Monday 13 October 2014

Lucy

In The Sky With Diamonds


I watched an interesting film recently.  A lovable loser stumbles upon a mystery drug that manages to unlock their brain's full potential.  They are able to learn new languages, skills and become more powerful than they ever have before.  Whilst the film has its problems with nonsensical plot-lines and unnecessary characters, the film is balanced with effective performances from the cast, an amazing soundtrack and an overall interesting idea, which probes certain aspects of science-fiction but doesn't lose it's way. Yes, Limitless was a fantastic film.

Luc Besson must have thought the same thing, as he has basically taken that premise, replaced Bradley Cooper with Scarlett Johansson and turned everything up to 150% for his newest release, Lucy.

In present day Taiwan, Scarlett Johansson plays the titular ditzy blonde American, who falls in with the wrong crowd. After making a drug drop to the amazing Min-sik Choi's crazy-insane crime lord, Mr Jang, Lucy is kidnapped and has a bag of brand new drugs surgically inserted into her body, with the intention for her to be a drug mule into America. However the bag of drugs begin to leak inside her and 'unlocks her brain's full power'.  (God, how I hate that phrase) Eventually her mental capability begins to grow and she starts to gain previously unknown levels of power, whilst steadily losing her humanity.  Morgan Freeman plays an expert conveniently in this exact science, who Lucy contacts to help her control her new-found abilities.
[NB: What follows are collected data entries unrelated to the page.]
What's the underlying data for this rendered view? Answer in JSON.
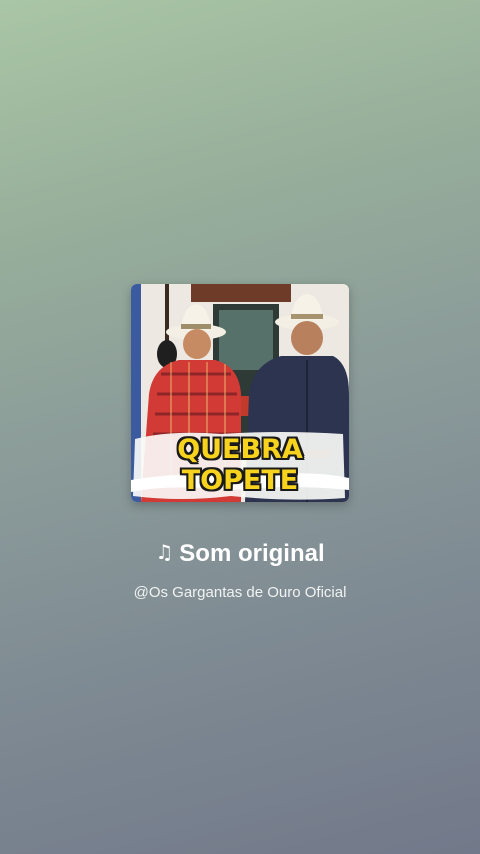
{
  "sound": {
    "title": "Som original",
    "artist": "@Os Gargantas de Ouro Oficial",
    "note_icon": "♫"
  },
  "cover": {
    "line1": "QUEBRA",
    "line2": "TOPETE",
    "text_color": "#f7d31e"
  },
  "colors": {
    "background_top": "#a9c6a5",
    "background_bottom": "#72798a"
  }
}
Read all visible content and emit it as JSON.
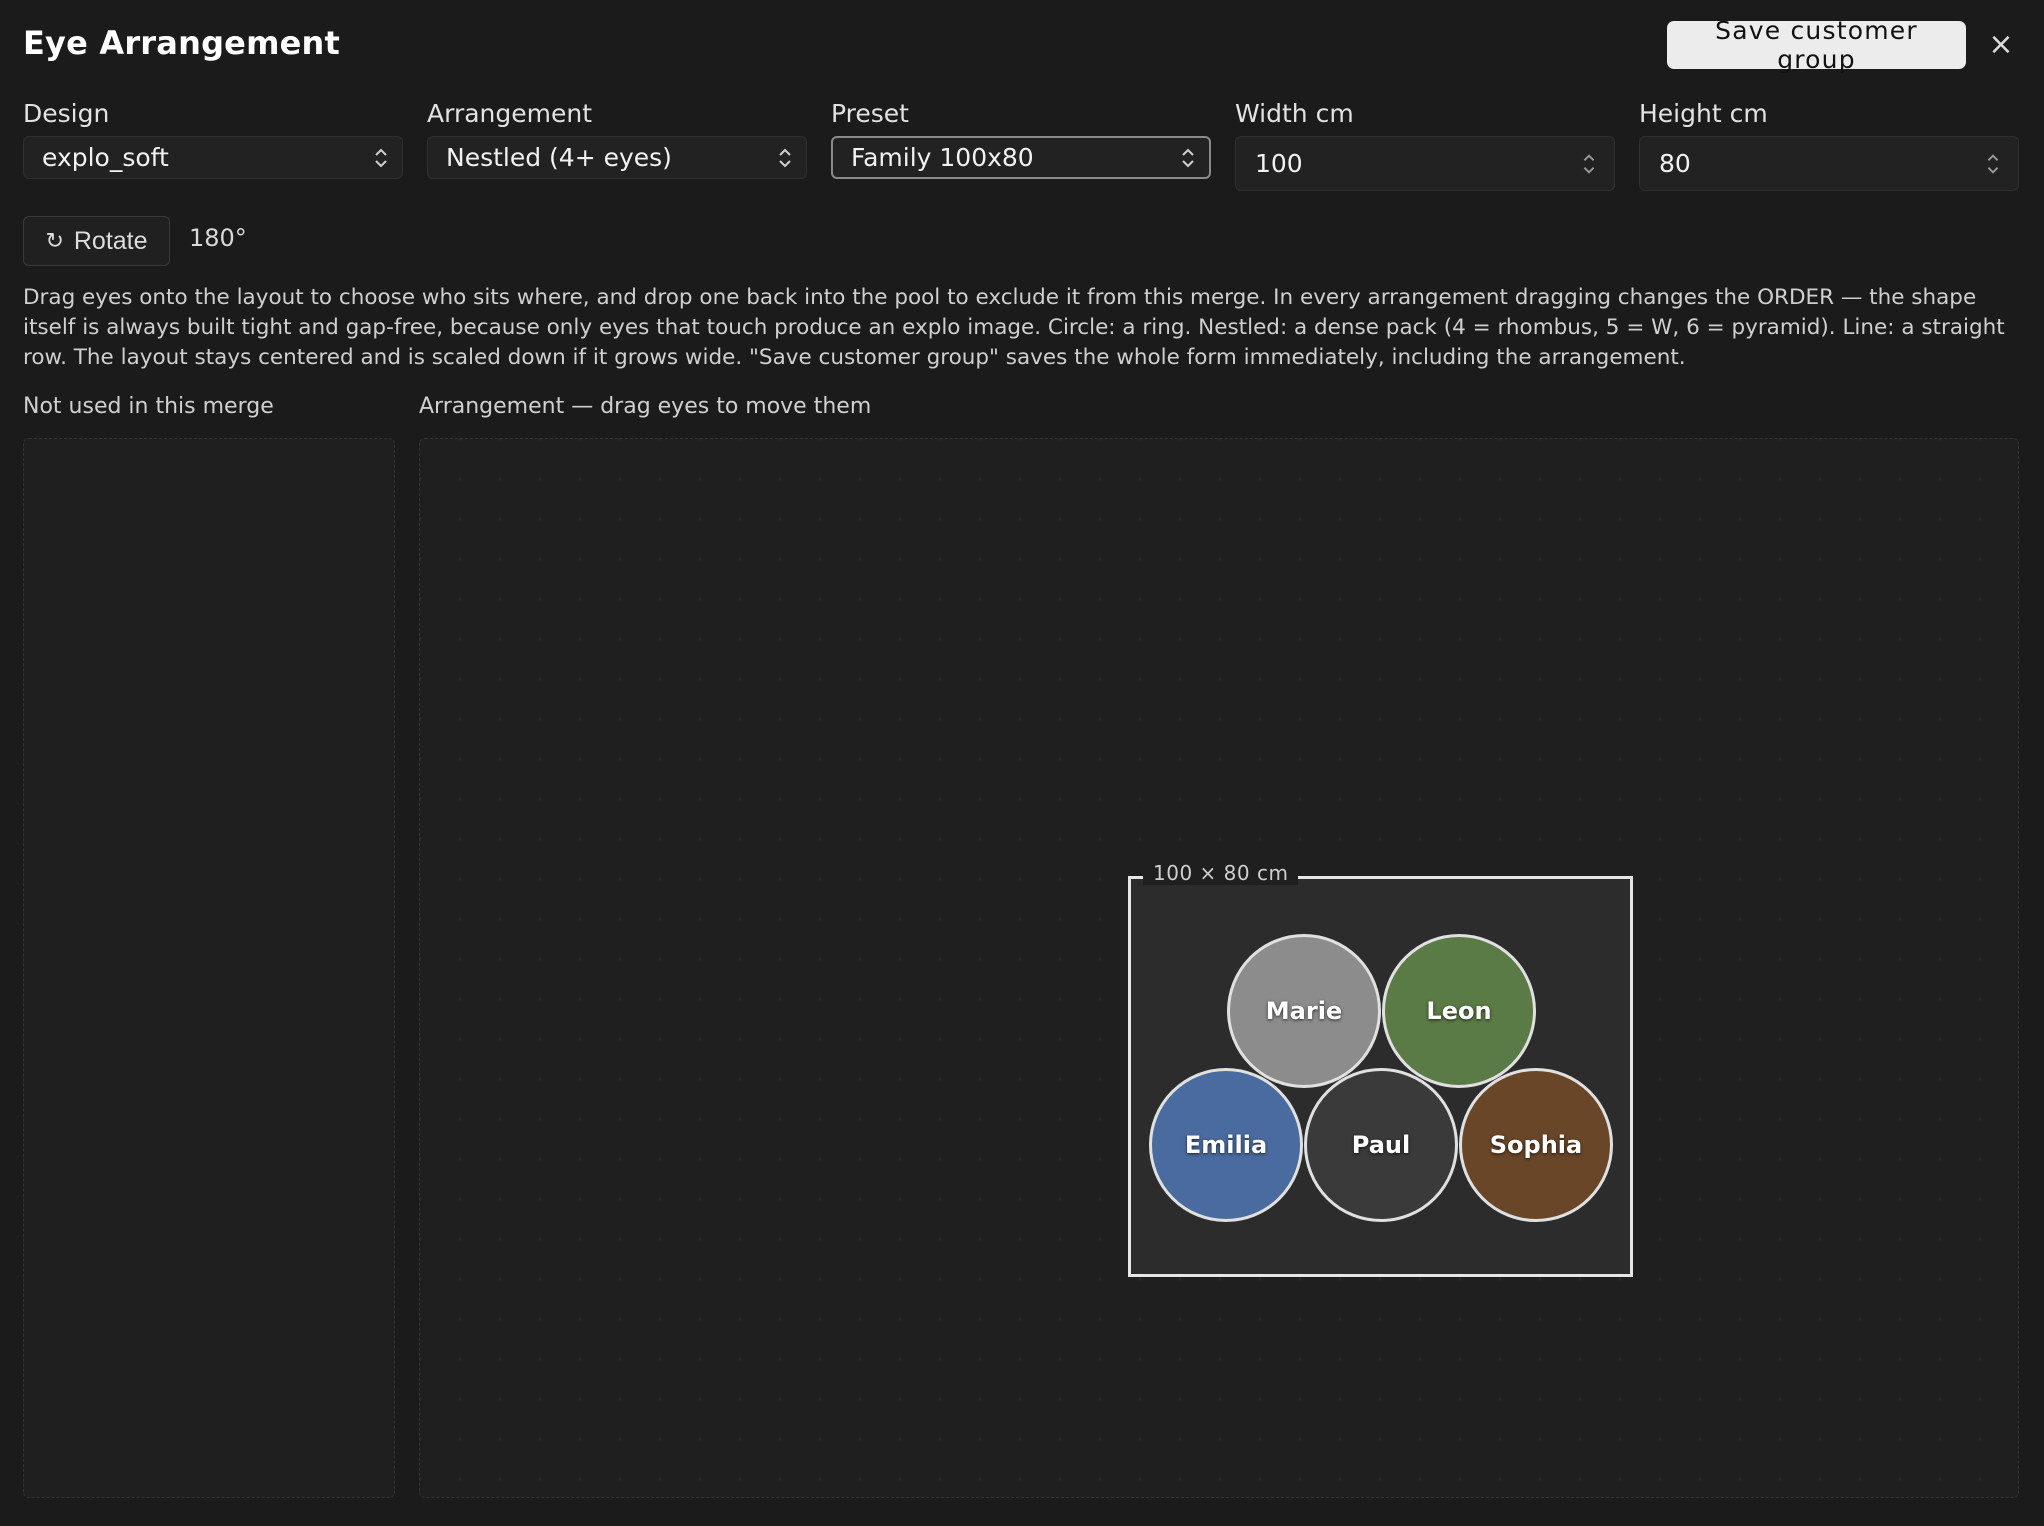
{
  "dialog": {
    "title": "Eye Arrangement",
    "save_label": "Save customer group",
    "close_label": "×"
  },
  "fields": {
    "design": {
      "label": "Design",
      "value": "explo_soft"
    },
    "arrangement": {
      "label": "Arrangement",
      "value": "Nestled (4+ eyes)"
    },
    "preset": {
      "label": "Preset",
      "value": "Family 100x80"
    },
    "width": {
      "label": "Width cm",
      "value": "100"
    },
    "height": {
      "label": "Height cm",
      "value": "80"
    }
  },
  "rotate": {
    "icon": "rotate-icon",
    "glyph": "↻",
    "label": "Rotate",
    "value": "180°"
  },
  "help_text": "Drag eyes onto the layout to choose who sits where, and drop one back into the pool to exclude it from this merge. In every arrangement dragging changes the ORDER — the shape itself is always built tight and gap-free, because only eyes that touch produce an explo image. Circle: a ring. Nestled: a dense pack (4 = rhombus, 5 = W, 6 = pyramid). Line: a straight row. The layout stays centered and is scaled down if it grows wide. \"Save customer group\" saves the whole form immediately, including the arrangement.",
  "pool": {
    "label": "Not used in this merge",
    "items": []
  },
  "stage": {
    "label": "Arrangement — drag eyes to move them",
    "canvas_label": "100 × 80 cm",
    "eyes": [
      {
        "name": "Marie",
        "color": "#8c8c8c"
      },
      {
        "name": "Leon",
        "color": "#5a7a46"
      },
      {
        "name": "Emilia",
        "color": "#4a6ba0"
      },
      {
        "name": "Paul",
        "color": "#3a3a3a"
      },
      {
        "name": "Sophia",
        "color": "#6a4629"
      }
    ]
  },
  "colors": {
    "background": "#1b1b1b",
    "save_button_bg": "#ececec",
    "canvas_border": "#e6e6e6"
  }
}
The main problem I had with Lucy was the extent that Besson pushes ScarJo's growing powers and the repercussions that follow.  Whilst Bradley Cooper's failure of a writer in Limitless uses a drug to use his brain's full potential, the film never leaves frames of reference the audience's brain can handle, such as questioning metaphysical theories and entering the veritable minefield of time travel.

The central myth about mankind failing to use more than 10% of their brains gives screenwriters a huge blank canvas of possibilities when the idea of a fully 100% used brain is brought up. A screenwriter must therefore not go completely over the top and make a person a god as Besson does with Lucy. Limitless kept it short and sweet; a person is able to recall every single one of their past memories and therefore have an infinite knowledge of facts they have ever stumbled across. They can master foreign languages in days rather than months. They can make the stock market their bitch.
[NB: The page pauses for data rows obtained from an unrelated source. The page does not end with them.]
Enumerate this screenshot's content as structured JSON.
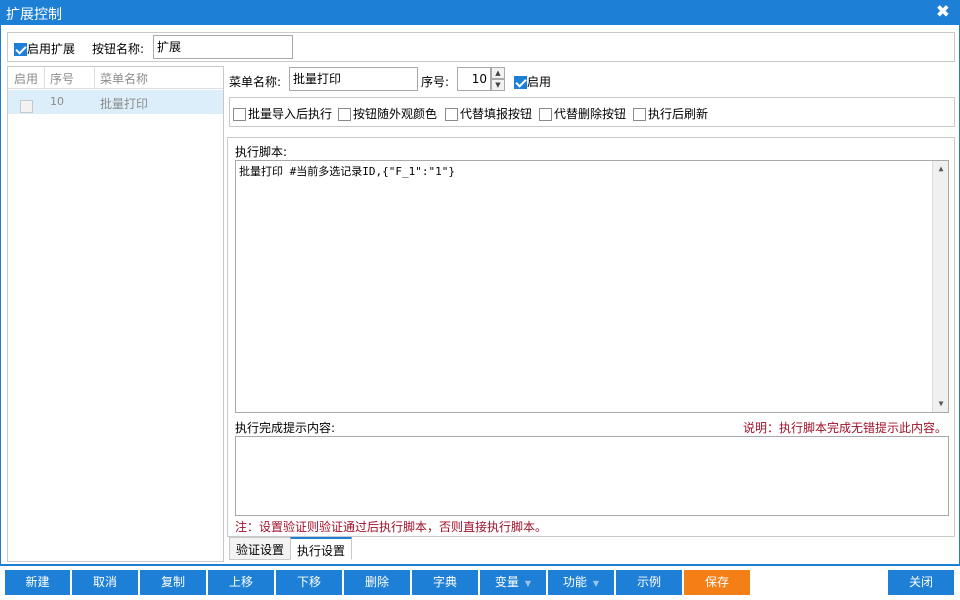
{
  "window": {
    "title": "扩展控制",
    "close_glyph": "✖"
  },
  "top": {
    "enable_label": "启用扩展",
    "enable_checked": true,
    "button_name_label": "按钮名称:",
    "button_name_value": "扩展"
  },
  "list": {
    "columns": [
      "启用",
      "序号",
      "菜单名称"
    ],
    "rows": [
      {
        "enabled": true,
        "order": "10",
        "name": "批量打印"
      }
    ]
  },
  "menu": {
    "name_label": "菜单名称:",
    "name_value": "批量打印",
    "order_label": "序号:",
    "order_value": "10",
    "enabled_label": "启用",
    "enabled_checked": true
  },
  "options": [
    {
      "label": "批量导入后执行",
      "checked": false
    },
    {
      "label": "按钮随外观颜色",
      "checked": false
    },
    {
      "label": "代替填报按钮",
      "checked": false
    },
    {
      "label": "代替删除按钮",
      "checked": false
    },
    {
      "label": "执行后刷新",
      "checked": false
    }
  ],
  "script": {
    "label": "执行脚本:",
    "value": "批量打印 #当前多选记录ID,{\"F_1\":\"1\"}"
  },
  "completion": {
    "label": "执行完成提示内容:",
    "hint": "说明：执行脚本完成无错提示此内容。",
    "value": ""
  },
  "note": "注：设置验证则验证通过后执行脚本，否则直接执行脚本。",
  "tabs": [
    {
      "label": "验证设置",
      "active": false
    },
    {
      "label": "执行设置",
      "active": true
    }
  ],
  "buttons": [
    {
      "label": "新建"
    },
    {
      "label": "取消"
    },
    {
      "label": "复制"
    },
    {
      "label": "上移"
    },
    {
      "label": "下移"
    },
    {
      "label": "删除"
    },
    {
      "label": "字典"
    },
    {
      "label": "变量",
      "dropdown": true
    },
    {
      "label": "功能",
      "dropdown": true
    },
    {
      "label": "示例"
    },
    {
      "label": "保存",
      "accent": "#f47f17"
    }
  ],
  "close_button": {
    "label": "关闭"
  },
  "colors": {
    "accent": "#1e7fd6",
    "save": "#f47f17",
    "note_red": "#a0102a"
  }
}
Lucy's universe, on the other hand, theorises any person capable of achieving 100% brain power is somehow capable of anything, such as being able to control radio signals, regrow limbs and most incredibly time travel. Besson probably knew that the audience wouldn’t believe what they were seeing and so decided to give the straight role to Morgan Freeman to add credence to the claptrap being spouted.
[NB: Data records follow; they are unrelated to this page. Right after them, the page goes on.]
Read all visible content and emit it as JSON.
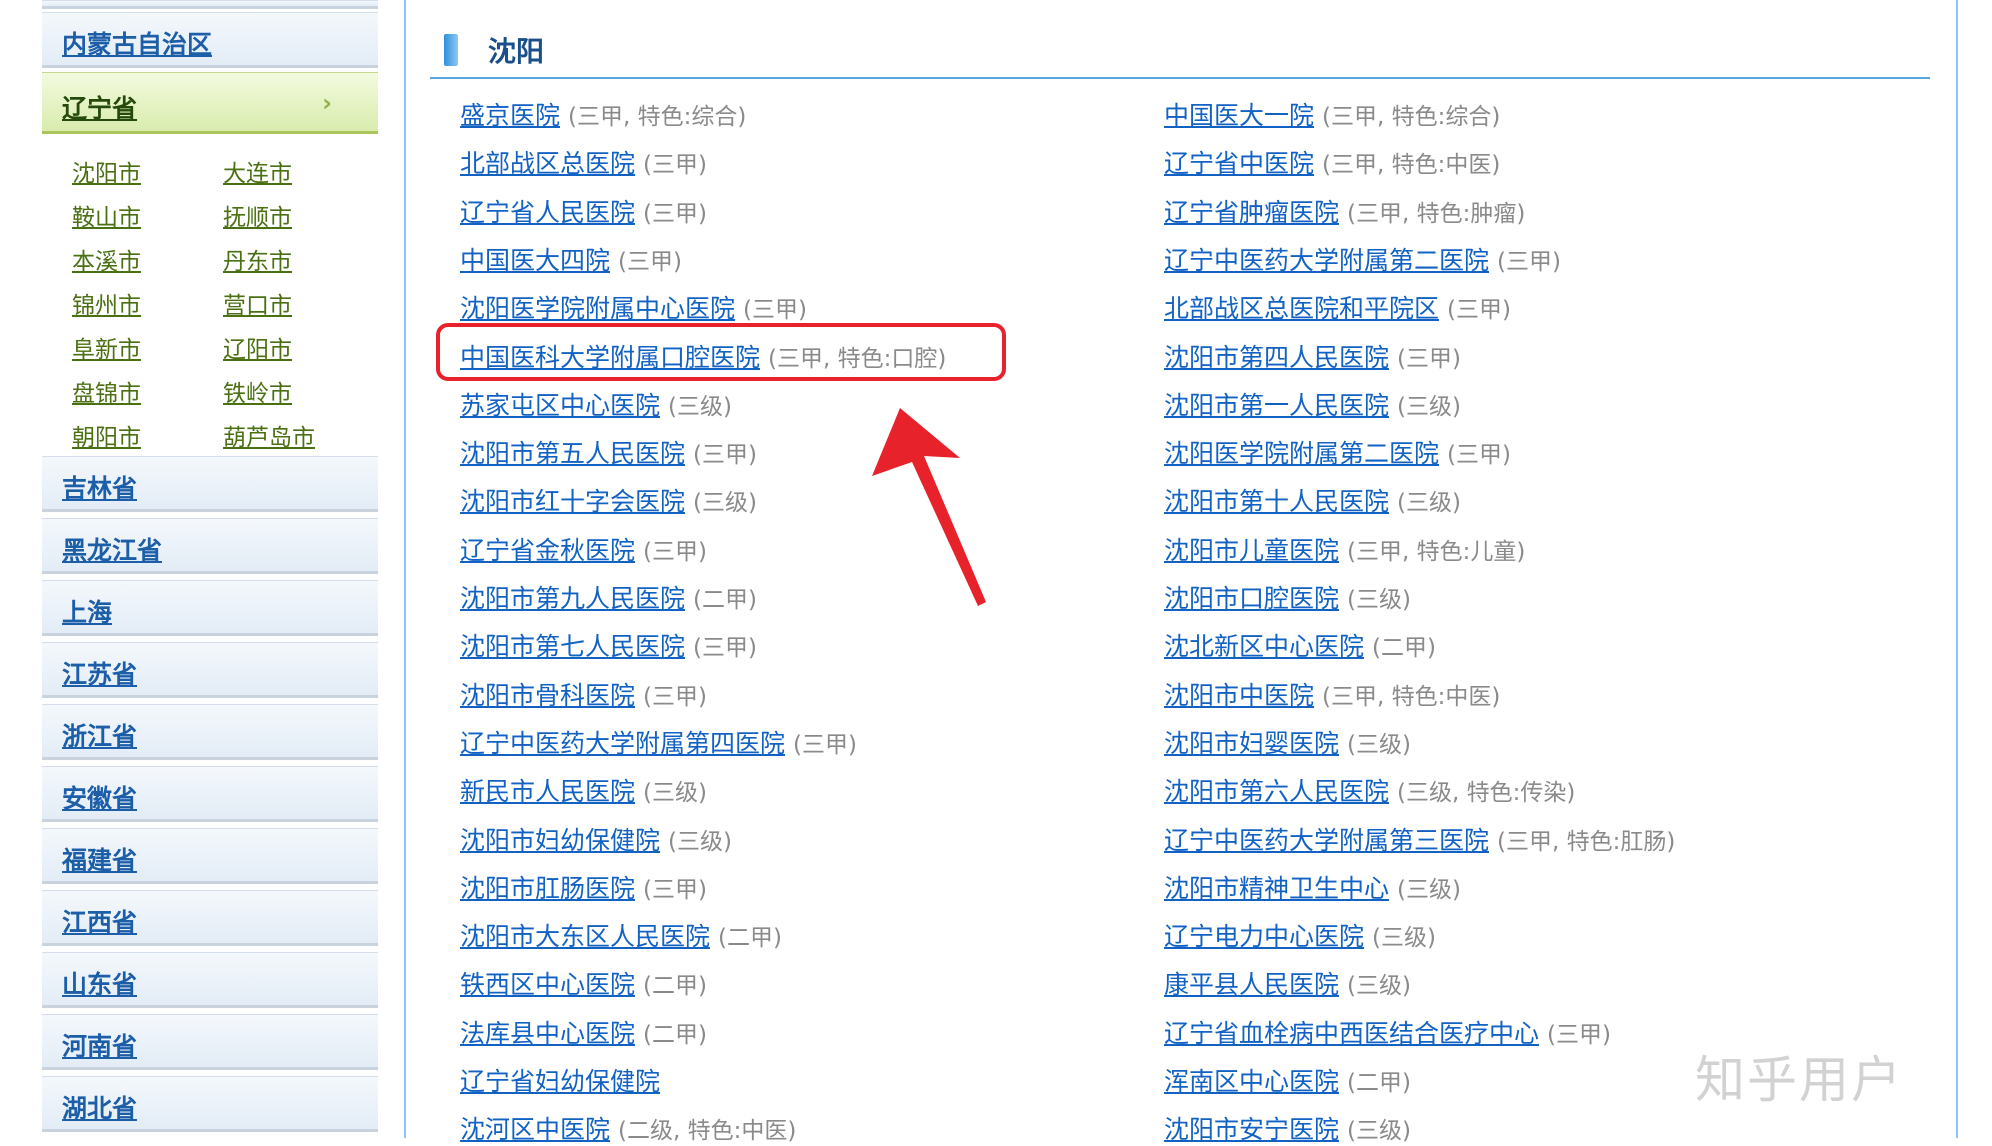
{
  "sidebar": {
    "provinces_top": [
      {
        "label": "内蒙古自治区"
      },
      {
        "label": "辽宁省"
      }
    ],
    "cities": [
      "沈阳市",
      "大连市",
      "鞍山市",
      "抚顺市",
      "本溪市",
      "丹东市",
      "锦州市",
      "营口市",
      "阜新市",
      "辽阳市",
      "盘锦市",
      "铁岭市",
      "朝阳市",
      "葫芦岛市"
    ],
    "provinces_bottom": [
      "吉林省",
      "黑龙江省",
      "上海",
      "江苏省",
      "浙江省",
      "安徽省",
      "福建省",
      "江西省",
      "山东省",
      "河南省",
      "湖北省"
    ]
  },
  "section": {
    "title": "沈阳"
  },
  "hospitals_left": [
    {
      "name": "盛京医院",
      "meta": "(三甲, 特色:综合)"
    },
    {
      "name": "北部战区总医院",
      "meta": "(三甲)"
    },
    {
      "name": "辽宁省人民医院",
      "meta": "(三甲)"
    },
    {
      "name": "中国医大四院",
      "meta": "(三甲)"
    },
    {
      "name": "沈阳医学院附属中心医院",
      "meta": "(三甲)"
    },
    {
      "name": "中国医科大学附属口腔医院",
      "meta": "(三甲, 特色:口腔)"
    },
    {
      "name": "苏家屯区中心医院",
      "meta": "(三级)"
    },
    {
      "name": "沈阳市第五人民医院",
      "meta": "(三甲)"
    },
    {
      "name": "沈阳市红十字会医院",
      "meta": "(三级)"
    },
    {
      "name": "辽宁省金秋医院",
      "meta": "(三甲)"
    },
    {
      "name": "沈阳市第九人民医院",
      "meta": "(二甲)"
    },
    {
      "name": "沈阳市第七人民医院",
      "meta": "(三甲)"
    },
    {
      "name": "沈阳市骨科医院",
      "meta": "(三甲)"
    },
    {
      "name": "辽宁中医药大学附属第四医院",
      "meta": "(三甲)"
    },
    {
      "name": "新民市人民医院",
      "meta": "(三级)"
    },
    {
      "name": "沈阳市妇幼保健院",
      "meta": "(三级)"
    },
    {
      "name": "沈阳市肛肠医院",
      "meta": "(三甲)"
    },
    {
      "name": "沈阳市大东区人民医院",
      "meta": "(二甲)"
    },
    {
      "name": "铁西区中心医院",
      "meta": "(二甲)"
    },
    {
      "name": "法库县中心医院",
      "meta": "(二甲)"
    },
    {
      "name": "辽宁省妇幼保健院",
      "meta": ""
    },
    {
      "name": "沈河区中医院",
      "meta": "(二级, 特色:中医)"
    }
  ],
  "hospitals_right": [
    {
      "name": "中国医大一院",
      "meta": "(三甲, 特色:综合)"
    },
    {
      "name": "辽宁省中医院",
      "meta": "(三甲, 特色:中医)"
    },
    {
      "name": "辽宁省肿瘤医院",
      "meta": "(三甲, 特色:肿瘤)"
    },
    {
      "name": "辽宁中医药大学附属第二医院",
      "meta": "(三甲)"
    },
    {
      "name": "北部战区总医院和平院区",
      "meta": "(三甲)"
    },
    {
      "name": "沈阳市第四人民医院",
      "meta": "(三甲)"
    },
    {
      "name": "沈阳市第一人民医院",
      "meta": "(三级)"
    },
    {
      "name": "沈阳医学院附属第二医院",
      "meta": "(三甲)"
    },
    {
      "name": "沈阳市第十人民医院",
      "meta": "(三级)"
    },
    {
      "name": "沈阳市儿童医院",
      "meta": "(三甲, 特色:儿童)"
    },
    {
      "name": "沈阳市口腔医院",
      "meta": "(三级)"
    },
    {
      "name": "沈北新区中心医院",
      "meta": "(二甲)"
    },
    {
      "name": "沈阳市中医院",
      "meta": "(三甲, 特色:中医)"
    },
    {
      "name": "沈阳市妇婴医院",
      "meta": "(三级)"
    },
    {
      "name": "沈阳市第六人民医院",
      "meta": "(三级, 特色:传染)"
    },
    {
      "name": "辽宁中医药大学附属第三医院",
      "meta": "(三甲, 特色:肛肠)"
    },
    {
      "name": "沈阳市精神卫生中心",
      "meta": "(三级)"
    },
    {
      "name": "辽宁电力中心医院",
      "meta": "(三级)"
    },
    {
      "name": "康平县人民医院",
      "meta": "(三级)"
    },
    {
      "name": "辽宁省血栓病中西医结合医疗中心",
      "meta": "(三甲)"
    },
    {
      "name": "浑南区中心医院",
      "meta": "(二甲)"
    },
    {
      "name": "沈阳市安宁医院",
      "meta": "(三级)"
    }
  ],
  "annotation": {
    "highlight_color": "#e8222a",
    "arrow_icon": "red-arrow-icon"
  },
  "watermark": "知乎用户"
}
Lucy is the classic case of a film being fantastic until it isn't, and unfortunately it stops pretty early. Halfway through the film, Lucy worries that she is slowly losing her humanity as she becomes more and more powerful. She saves a random French police officer and makes him her pseudo-sidekick to keep her grounded, However, this is barely touched upon again and as a result, Lucy starts becomes uninteresting. The audience cannot connect to her plight and apparent struggle as her powers become too unnatural and her plan to overcome everything is never fully explained.


Despite all these shortcomings, the greatest flaw of the film is its under-use of its villain, Mr Jang played by personal favourite, Oldboy's leading man Min-sik Choi. His vendetta against Lucy reaches ridiculous proportions (similar to the rest of the film) and despite providing entertaining gun fights, he feels wasted as a two-dimensional villain who is just evil for evil's sake. Besson once gave the world memorable villains such as Leon's Stansfield and The Fifth Element's Zorg, played with such glee and sadism by Gary Oldman. Now he resorts to a drug kingpin with pride issues.

If it weren't for it's heightened sense of importance and ego, I would have recommended Lucy as a mindless action film with a kick-ass heroine, but it tries to be too smart and overly-complicated. The film would have benefited from gaps in the action for the audience to wrap our collective heads around the nonsensical development in Lucy's powers, but of course modern-day Luc Besson doesn't believe in gaps in the action. This is why Leon (The Professional in other countries) is considered such a classic.  Character development and empathy is essential in films such as this and that's where Lucy fails in large amounts.

My recommendation? Stay in and watch Leon or Limitless instead.  I wish I had.